= Sabine Winn =

British textile artist

Sabine Louise Winn (1734–1798) was a Swiss patron of the arts and a pioneering textile artist.

== Early life ==
She was born in Vevey in Switzerland on 25 March 1734 to Jacques Philippe d’Hervart (1706–1764), Baron de Saint-Légier and Governor of Vevey and his wife, Jeanne Esther Dunz (c.1707–1779). They were Huguenots. On 11 October 1754 she married her first husband, Gabriel May (1717–1759). After May's death, 4 December 1761, she married Rowland Winn (fifth baronet, 1739–1785). The couple lived at Nostell Priory in Yorkshire. A neighbour, Catherine Cappe, claimed that "the peace of the [Winn] family" was "entirely destroyed" by the return of the newlyweds to Yorkshire. Winn herself was very unhappy in Yorkshire, which she described as "one of the most desolate and gloomy corners of the universe".

== Nostell Priory ==
The couple commissioned Thomas Chippendale and Robert Adam to redesign the interior of Nostell Priory. The couple were painted by Hugh Douglas Hamilton in 1767.
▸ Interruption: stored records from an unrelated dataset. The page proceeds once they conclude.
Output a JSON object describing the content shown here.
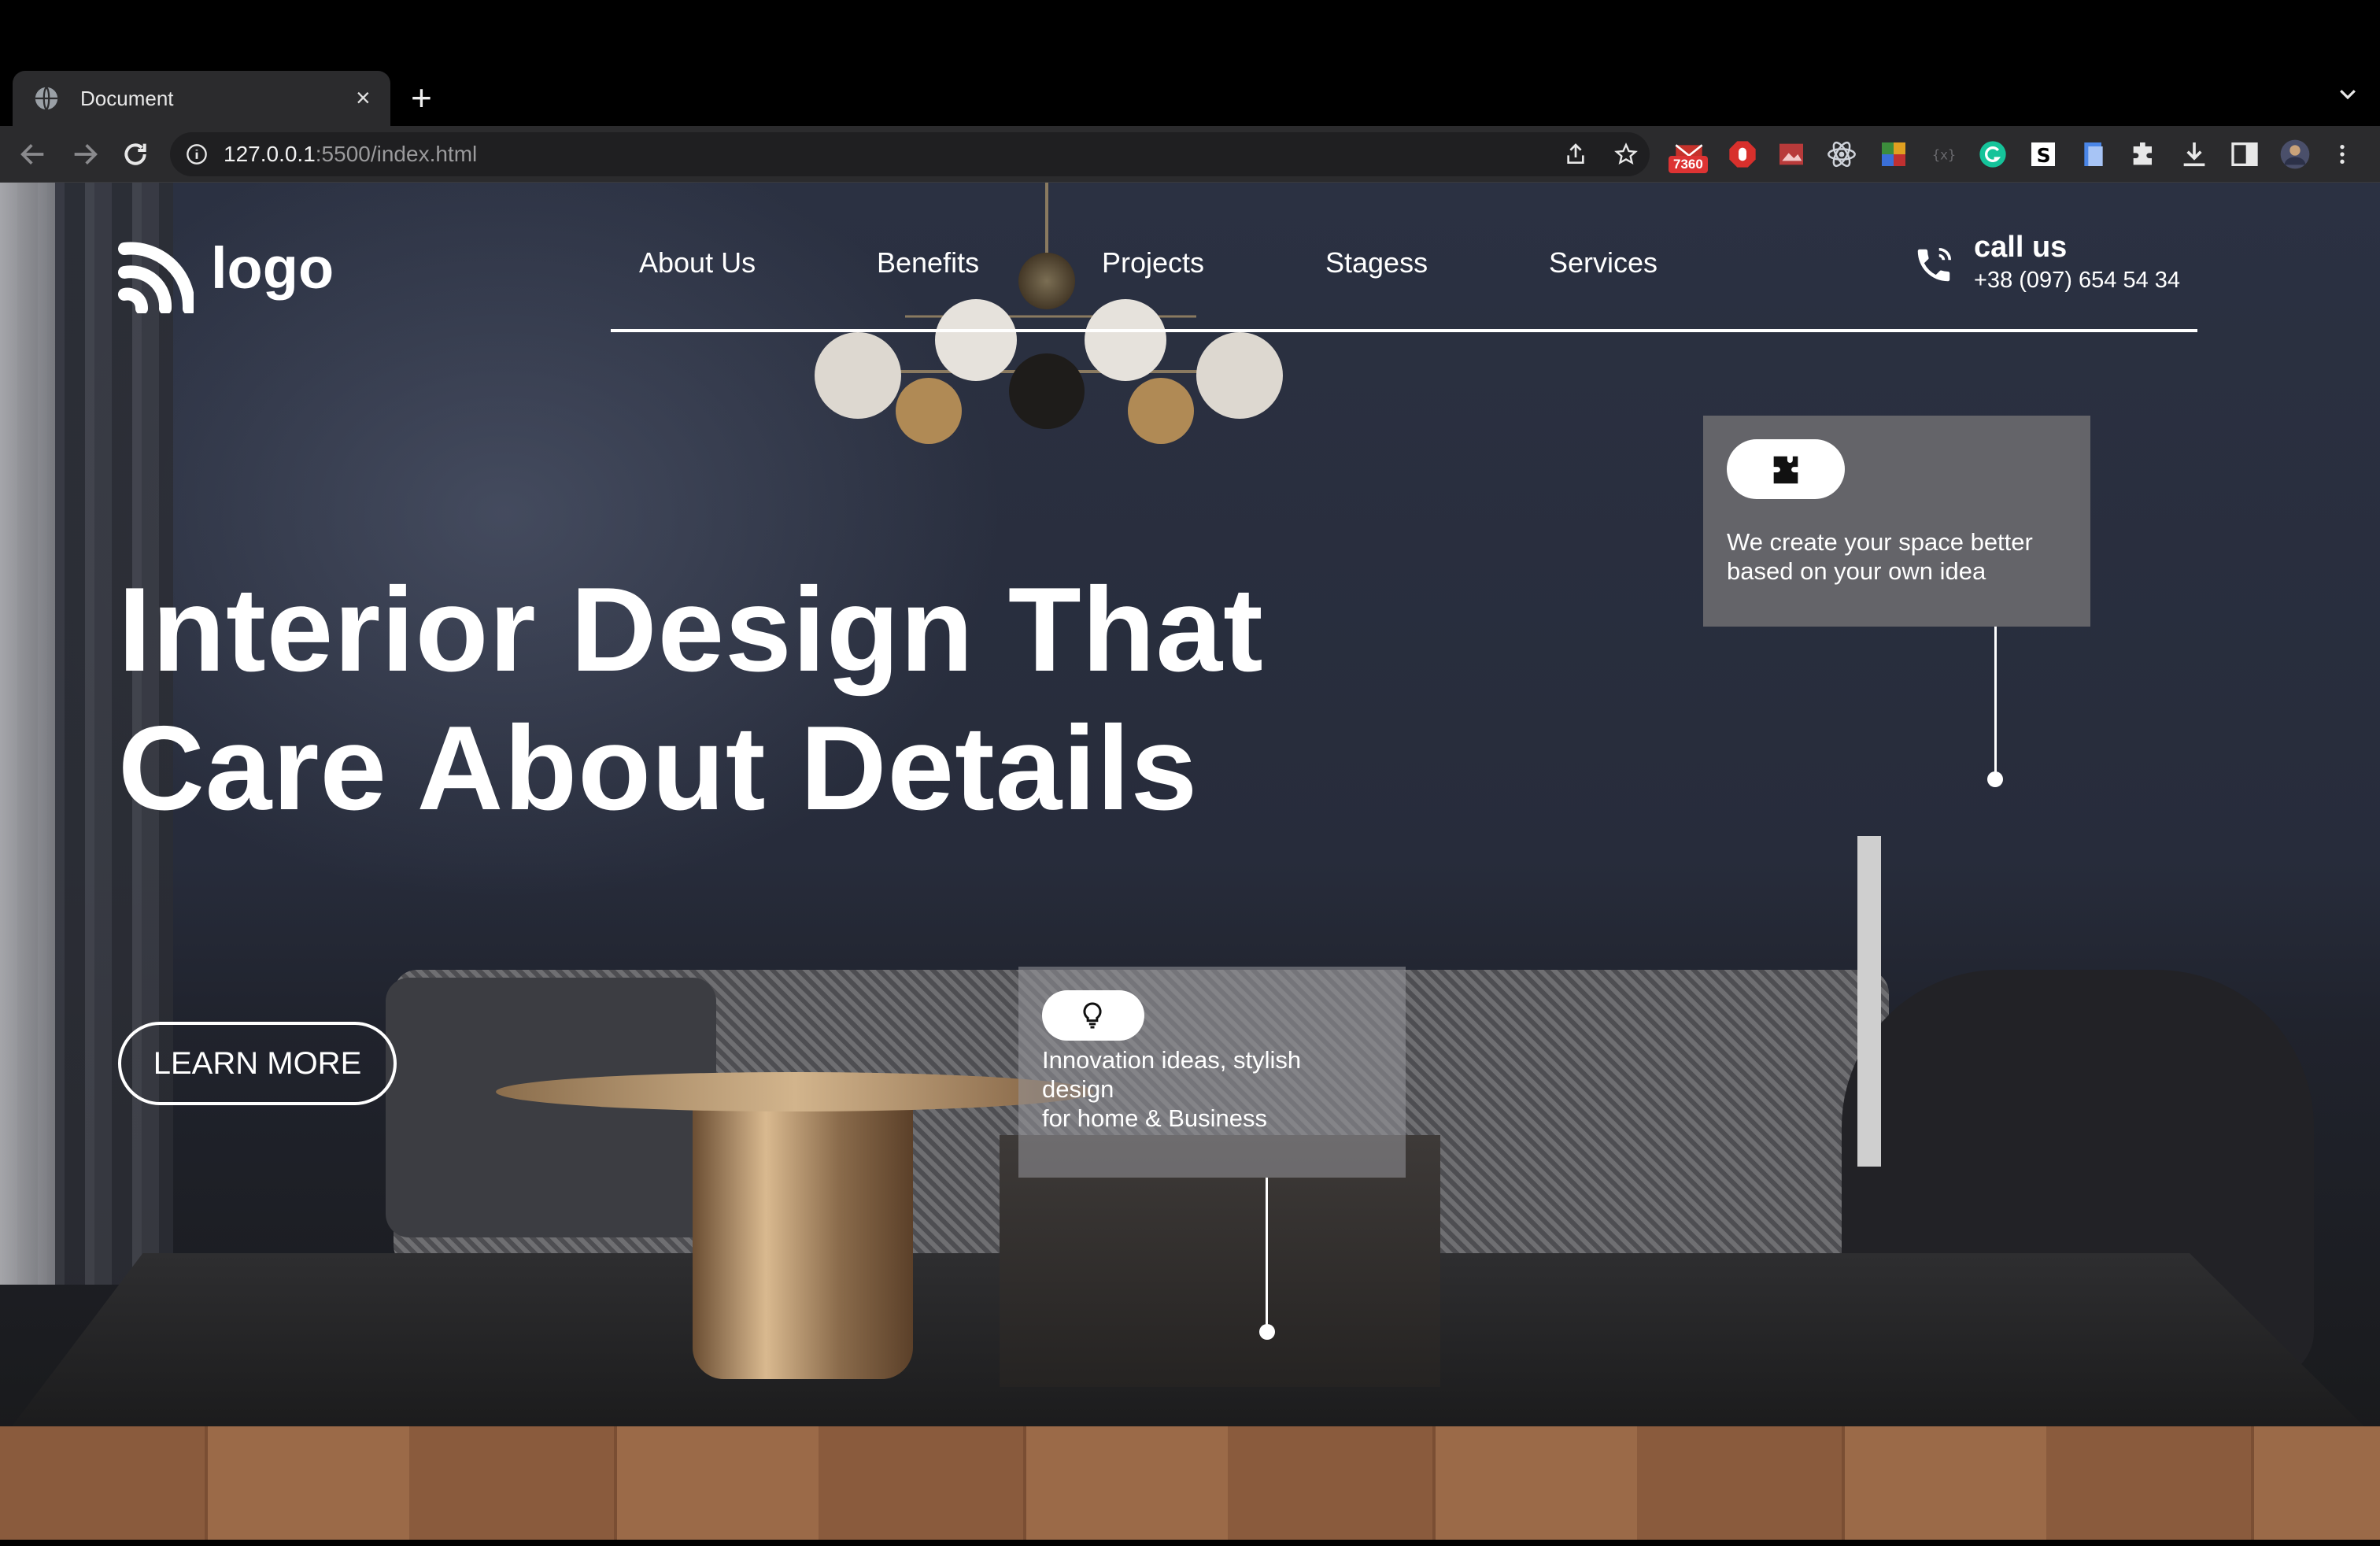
{
  "browser": {
    "tab_title": "Document",
    "tab_close": "×",
    "new_tab": "+",
    "url_host": "127.0.0.1",
    "url_path": ":5500/index.html",
    "extension_badge": "7360"
  },
  "site": {
    "logo_text": "logo",
    "nav": [
      "About Us",
      "Benefits",
      "Projects",
      "Stagess",
      "Services"
    ],
    "call": {
      "title": "call us",
      "number": "+38 (097) 654 54 34"
    },
    "headline": [
      "Interior Design That",
      "Care About Details"
    ],
    "cta_label": "LEARN MORE",
    "card1": {
      "icon": "puzzle-icon",
      "lines": [
        "We create your space better",
        "based on your own idea"
      ]
    },
    "card2": {
      "icon": "lightbulb-icon",
      "lines": [
        "Innovation ideas, stylish",
        "design",
        "for home & Business"
      ]
    }
  },
  "colors": {
    "chrome_bg": "#2b2b2d",
    "page_text": "#ffffff",
    "card_bg": "#69696c"
  }
}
During her time at Nostell, Winn engaged in textile art forms. She has been credited by historian Serena Dyer as an early crafter of dressed prints in Britain.

== Death ==
After the death of her husband, Winn remained as Nostell. By 1798 she had "so far lost the use of her limbs, as to be obliged to be lifted by two people in and out of bed". She died on 16 September 1798.